Proycyon AI Text Generation Benchmark下,PHI 3.5的得分为5351、平均OTS为327.49 tokens/s、加载时间2.03s;Mistral 7B的得分为5965分、平均OTS为272.41 tokens/s、加载时间3.32s;LLA AMA 3.1的得分为6613分、平均OTS为224.55 tokens/s、加载时间5.3s;LLAMA 2得分为6380分、平均OTS为137.75 tokens/s、加载时间5.91s;

所以我们用DeepSeek总结一下:
在DeepSeek推理用时部分,金士顿 KC3000 2TB比建兴 SSSTC CL5-8D1024 1TB 快了约 62.67%;而金士顿 NV3 1TB比建兴 SSSTC CL5-8D1024 1TB快了约46.94%;

在Procyon测试中本地大模型的加载速度上,旗舰款金士顿KC3000 2TB的加载耗时比建兴 SSSTC CL5-8D1024 1TB分别快了39.90%, 42.17%, 52.45%, 43.82%;金士顿NV3 1TB则比建兴 SSSTC CL5-8D1024 1TB加载耗时分别快了6.40%、12.35%、20.57%、8.12%,这么惊人的差距其实在测试前也未是没有想到的。

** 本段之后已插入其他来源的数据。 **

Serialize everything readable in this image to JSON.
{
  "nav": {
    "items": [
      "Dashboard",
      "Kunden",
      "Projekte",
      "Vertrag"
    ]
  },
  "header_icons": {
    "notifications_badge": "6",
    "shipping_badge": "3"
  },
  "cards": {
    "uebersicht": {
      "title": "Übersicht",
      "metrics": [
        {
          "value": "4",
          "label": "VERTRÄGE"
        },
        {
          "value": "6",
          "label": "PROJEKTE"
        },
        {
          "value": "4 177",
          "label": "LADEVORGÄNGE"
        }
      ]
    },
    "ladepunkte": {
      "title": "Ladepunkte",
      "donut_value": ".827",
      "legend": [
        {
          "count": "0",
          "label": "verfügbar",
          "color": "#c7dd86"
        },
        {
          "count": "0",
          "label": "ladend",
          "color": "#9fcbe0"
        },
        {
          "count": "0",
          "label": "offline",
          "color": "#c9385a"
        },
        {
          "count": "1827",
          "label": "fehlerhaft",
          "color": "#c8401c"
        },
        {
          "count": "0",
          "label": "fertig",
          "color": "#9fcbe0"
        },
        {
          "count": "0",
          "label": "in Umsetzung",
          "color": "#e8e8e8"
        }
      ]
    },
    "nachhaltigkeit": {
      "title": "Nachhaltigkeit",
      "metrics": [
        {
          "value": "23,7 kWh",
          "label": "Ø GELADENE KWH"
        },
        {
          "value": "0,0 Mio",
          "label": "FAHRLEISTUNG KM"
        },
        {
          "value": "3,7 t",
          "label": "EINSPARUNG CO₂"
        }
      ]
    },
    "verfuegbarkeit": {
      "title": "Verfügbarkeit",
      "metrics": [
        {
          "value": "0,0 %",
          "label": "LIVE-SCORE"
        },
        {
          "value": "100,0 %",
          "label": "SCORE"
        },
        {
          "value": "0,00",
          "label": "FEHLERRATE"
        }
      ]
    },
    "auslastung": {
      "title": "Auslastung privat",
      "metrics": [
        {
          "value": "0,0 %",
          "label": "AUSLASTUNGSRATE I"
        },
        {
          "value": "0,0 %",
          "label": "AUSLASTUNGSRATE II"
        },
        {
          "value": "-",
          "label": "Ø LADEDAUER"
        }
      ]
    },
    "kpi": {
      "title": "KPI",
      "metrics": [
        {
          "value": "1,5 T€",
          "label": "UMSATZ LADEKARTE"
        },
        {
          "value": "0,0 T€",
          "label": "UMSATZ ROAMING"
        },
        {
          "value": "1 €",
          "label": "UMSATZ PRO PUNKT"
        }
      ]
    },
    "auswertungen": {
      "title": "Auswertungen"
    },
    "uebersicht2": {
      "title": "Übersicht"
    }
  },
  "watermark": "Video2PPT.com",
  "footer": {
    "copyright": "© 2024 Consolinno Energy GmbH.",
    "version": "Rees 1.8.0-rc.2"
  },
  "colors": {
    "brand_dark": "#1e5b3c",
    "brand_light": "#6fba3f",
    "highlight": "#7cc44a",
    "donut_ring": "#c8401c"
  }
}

显然,无论是内存还是固态硬盘,它们对DeepSeek这类本地部署的AI大模型有着至关重要的性能影响力,所以千万不要认为只要CPU+GPU搭配得当就万事大吉,内容容量+固态硬盘读写性能也是不可忽略的。尤其是固态硬盘部分,通过对比,诸如金士顿KC3000这样的旗舰级PCIE 4.0固态硬盘在部署DeepSeek时,它的性能对大模型推理速度非常重要;即便是看中性价比的金士顿NV3,它也能对DeepSeek施加超乎想象的正向影响。另外,在部署AI本地模型的PC上,别相信四条插满的内存影响性能,扩容才是第一要务!